Los niños, los humildes, la gente sencilla, sí reconocieron en Él al Mesías, al rey esperado y anunciado. Inmensa muchedumbre lo recibió levantando en las manos palmas y ramos de olivo, tirando a su paso sus mantos gritando con toda la fuerza de su pecho: "¡Hosanna al hijo de David! ¡Hosanna al que viene en nombre del Señor, al hijo de Dios, al rey de Israel!". Pero los que no cantaban, los que no lanzaban gritos de júbilo, eran los fariseos, los escribas, los sacerdotes judíos, encastillados en su soberbia. Creían -aunque se engañaban a sí mismos- que ellos eran los únicos sabios, los santos, los auténticos guías del pueblo. Era imposible para ellos aceptar como rey, como Mesías, a este galileo. A como diera lugar, debían hacerlo desaparecer.
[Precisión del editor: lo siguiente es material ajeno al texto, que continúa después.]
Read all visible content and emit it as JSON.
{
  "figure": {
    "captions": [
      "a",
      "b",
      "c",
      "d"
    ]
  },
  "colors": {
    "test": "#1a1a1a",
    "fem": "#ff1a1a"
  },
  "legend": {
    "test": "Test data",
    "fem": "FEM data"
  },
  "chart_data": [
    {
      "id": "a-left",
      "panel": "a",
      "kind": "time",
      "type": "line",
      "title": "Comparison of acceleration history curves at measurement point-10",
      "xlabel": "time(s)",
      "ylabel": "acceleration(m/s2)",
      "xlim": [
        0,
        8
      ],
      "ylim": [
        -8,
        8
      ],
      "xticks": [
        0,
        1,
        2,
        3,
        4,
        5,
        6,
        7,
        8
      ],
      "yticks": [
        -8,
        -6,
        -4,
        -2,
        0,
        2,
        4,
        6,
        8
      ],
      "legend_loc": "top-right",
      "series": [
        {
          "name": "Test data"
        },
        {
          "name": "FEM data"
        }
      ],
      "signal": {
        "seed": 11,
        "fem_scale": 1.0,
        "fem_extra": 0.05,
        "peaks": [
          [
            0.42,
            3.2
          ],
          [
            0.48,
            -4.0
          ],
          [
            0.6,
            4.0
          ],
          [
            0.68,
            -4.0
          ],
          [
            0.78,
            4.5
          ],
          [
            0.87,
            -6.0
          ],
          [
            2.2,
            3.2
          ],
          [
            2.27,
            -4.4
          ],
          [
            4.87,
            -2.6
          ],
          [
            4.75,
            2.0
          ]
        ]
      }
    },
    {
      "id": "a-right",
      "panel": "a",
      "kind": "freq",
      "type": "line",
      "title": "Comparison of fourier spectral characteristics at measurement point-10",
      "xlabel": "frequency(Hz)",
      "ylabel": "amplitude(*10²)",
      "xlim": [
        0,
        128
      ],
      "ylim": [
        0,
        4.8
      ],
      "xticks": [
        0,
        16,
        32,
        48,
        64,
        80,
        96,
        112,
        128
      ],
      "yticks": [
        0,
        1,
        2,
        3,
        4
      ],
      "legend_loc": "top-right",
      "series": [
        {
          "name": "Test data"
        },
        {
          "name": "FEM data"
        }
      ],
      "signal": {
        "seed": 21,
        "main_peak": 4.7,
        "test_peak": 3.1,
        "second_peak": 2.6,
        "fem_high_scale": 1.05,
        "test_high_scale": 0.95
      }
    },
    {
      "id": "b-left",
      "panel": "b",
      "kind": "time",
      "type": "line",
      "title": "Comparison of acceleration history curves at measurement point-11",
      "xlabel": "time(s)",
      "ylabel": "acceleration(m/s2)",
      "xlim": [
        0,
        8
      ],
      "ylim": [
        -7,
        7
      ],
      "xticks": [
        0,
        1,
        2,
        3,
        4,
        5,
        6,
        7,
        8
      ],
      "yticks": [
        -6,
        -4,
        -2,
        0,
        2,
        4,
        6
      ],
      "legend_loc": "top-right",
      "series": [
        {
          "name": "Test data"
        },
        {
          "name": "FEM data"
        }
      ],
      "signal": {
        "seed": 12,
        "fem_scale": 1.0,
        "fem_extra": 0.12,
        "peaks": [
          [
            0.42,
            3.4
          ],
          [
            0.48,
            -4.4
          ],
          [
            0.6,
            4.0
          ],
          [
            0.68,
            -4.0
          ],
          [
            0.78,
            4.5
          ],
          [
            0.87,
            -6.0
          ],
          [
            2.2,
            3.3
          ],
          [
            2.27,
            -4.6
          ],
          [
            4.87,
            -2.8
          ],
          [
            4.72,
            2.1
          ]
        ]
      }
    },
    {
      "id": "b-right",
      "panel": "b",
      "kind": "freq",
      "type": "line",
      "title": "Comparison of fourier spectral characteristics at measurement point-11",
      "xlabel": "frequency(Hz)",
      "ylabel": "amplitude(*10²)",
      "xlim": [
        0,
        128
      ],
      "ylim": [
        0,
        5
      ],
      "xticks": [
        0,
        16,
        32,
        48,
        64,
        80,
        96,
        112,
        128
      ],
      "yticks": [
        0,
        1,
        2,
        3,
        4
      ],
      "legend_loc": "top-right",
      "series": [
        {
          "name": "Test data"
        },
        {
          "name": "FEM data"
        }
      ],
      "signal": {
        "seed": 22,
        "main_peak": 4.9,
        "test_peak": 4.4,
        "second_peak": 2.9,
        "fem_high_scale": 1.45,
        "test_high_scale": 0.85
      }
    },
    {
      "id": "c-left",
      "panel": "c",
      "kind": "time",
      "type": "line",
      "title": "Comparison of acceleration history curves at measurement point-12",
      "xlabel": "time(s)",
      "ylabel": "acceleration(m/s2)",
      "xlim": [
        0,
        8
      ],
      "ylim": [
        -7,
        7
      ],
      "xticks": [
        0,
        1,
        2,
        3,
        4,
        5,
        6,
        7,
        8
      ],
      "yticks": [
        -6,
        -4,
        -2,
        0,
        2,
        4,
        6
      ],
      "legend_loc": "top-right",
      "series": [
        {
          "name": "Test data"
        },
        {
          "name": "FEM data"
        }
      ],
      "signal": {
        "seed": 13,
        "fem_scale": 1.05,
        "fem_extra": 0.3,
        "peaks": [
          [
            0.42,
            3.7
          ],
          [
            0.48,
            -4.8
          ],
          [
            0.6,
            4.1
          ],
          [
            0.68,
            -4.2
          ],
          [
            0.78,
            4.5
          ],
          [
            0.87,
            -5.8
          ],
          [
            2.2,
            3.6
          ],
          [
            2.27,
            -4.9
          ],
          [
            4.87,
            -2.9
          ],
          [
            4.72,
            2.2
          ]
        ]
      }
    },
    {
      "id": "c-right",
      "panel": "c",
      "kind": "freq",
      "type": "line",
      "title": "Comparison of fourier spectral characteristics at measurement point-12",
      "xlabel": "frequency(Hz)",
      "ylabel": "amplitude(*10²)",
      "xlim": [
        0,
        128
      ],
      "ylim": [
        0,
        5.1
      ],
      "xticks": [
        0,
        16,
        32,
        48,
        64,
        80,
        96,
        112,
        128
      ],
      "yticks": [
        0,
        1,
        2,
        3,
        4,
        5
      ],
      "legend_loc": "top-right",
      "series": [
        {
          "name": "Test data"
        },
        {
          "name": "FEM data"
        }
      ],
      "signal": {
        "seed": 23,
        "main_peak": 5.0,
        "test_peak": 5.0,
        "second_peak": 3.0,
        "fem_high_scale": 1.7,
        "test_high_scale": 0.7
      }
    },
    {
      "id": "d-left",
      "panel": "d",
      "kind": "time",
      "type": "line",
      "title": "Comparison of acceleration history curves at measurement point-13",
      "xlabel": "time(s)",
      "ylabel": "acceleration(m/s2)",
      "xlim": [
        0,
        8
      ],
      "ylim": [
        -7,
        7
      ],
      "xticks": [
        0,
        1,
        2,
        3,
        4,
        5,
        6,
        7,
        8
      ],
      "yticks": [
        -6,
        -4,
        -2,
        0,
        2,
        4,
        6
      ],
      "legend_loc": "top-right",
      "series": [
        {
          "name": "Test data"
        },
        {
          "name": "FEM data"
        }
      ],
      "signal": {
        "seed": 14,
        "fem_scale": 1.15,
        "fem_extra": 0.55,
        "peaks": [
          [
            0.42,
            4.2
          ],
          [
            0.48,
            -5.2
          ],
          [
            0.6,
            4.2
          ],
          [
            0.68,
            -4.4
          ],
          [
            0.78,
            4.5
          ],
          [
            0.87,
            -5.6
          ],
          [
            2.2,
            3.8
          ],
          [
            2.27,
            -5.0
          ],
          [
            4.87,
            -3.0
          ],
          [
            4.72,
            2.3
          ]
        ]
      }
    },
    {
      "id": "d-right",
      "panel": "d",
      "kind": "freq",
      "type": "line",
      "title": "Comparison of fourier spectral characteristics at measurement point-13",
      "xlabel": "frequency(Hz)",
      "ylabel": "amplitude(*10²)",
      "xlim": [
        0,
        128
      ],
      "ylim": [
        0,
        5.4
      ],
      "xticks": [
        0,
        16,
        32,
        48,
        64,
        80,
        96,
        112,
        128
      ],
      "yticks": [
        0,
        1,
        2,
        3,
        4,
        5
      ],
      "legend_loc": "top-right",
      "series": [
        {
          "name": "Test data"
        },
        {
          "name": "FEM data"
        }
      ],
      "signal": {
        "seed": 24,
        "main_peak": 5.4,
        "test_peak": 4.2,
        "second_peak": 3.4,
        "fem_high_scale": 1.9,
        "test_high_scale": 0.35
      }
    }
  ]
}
Por lo pronto urgía callar a la multitud. Por eso fueron falsos amantes del orden a pedirle a Jesús: "Maestro, ¿no oyes lo que están clamando? ¡que eres el rey! ¡Diles que ya no griten, que ya...!"
Jesús -que había ocultado su identidad porque aún no había llegado su hora- en ese momento se manifestó. Desde entonces, y después desde la cruz, todos los hombres de todos los siglos supieron que era el anunciado, el esperado, el rey, el descendiente de David, el Mesías, el salvador, el redentor, el liberador. "Les aseguro que si ellos callaran, gritarían las piedras", así les contestó.
Por amor ha subido a Jerusalén; por amor va a despedirse de sus discípulos en una memorable última cena, y por ahora deja los dos grandes regalos para ellos y para la humanidad: se quedará como regalo de amor en el "Pan vivo" bajado del cielo. "Este es mi cuerpo".
"Este es el cáliz de mi sangre, que será derramada por ustedes y por todos para el perdón de los pecados" y hará perpetuo su regalo al conferir el poder a los once apóstoles.
La fe sencilla del pueblo sí aceptó que había llegado el verdadero liberador, el designio divino de salvación. El hombre siempre ha vivido con la ilusión de ser libre. Pero la verdadera libertad, la interior, la más importante , no se alcanza con el sólo esfuerzo de la inteligencia o la voluntad.
Triunfante llega el rey pacífico, el único liberador; el único capaz de romper con el amor, la misericordia, el perdón y la gracia, las cadenas interiores.
Jesús vino gloriosamente en su entrada triunfal, para esperar el viernes y darnos así la libertad, la entera libertad.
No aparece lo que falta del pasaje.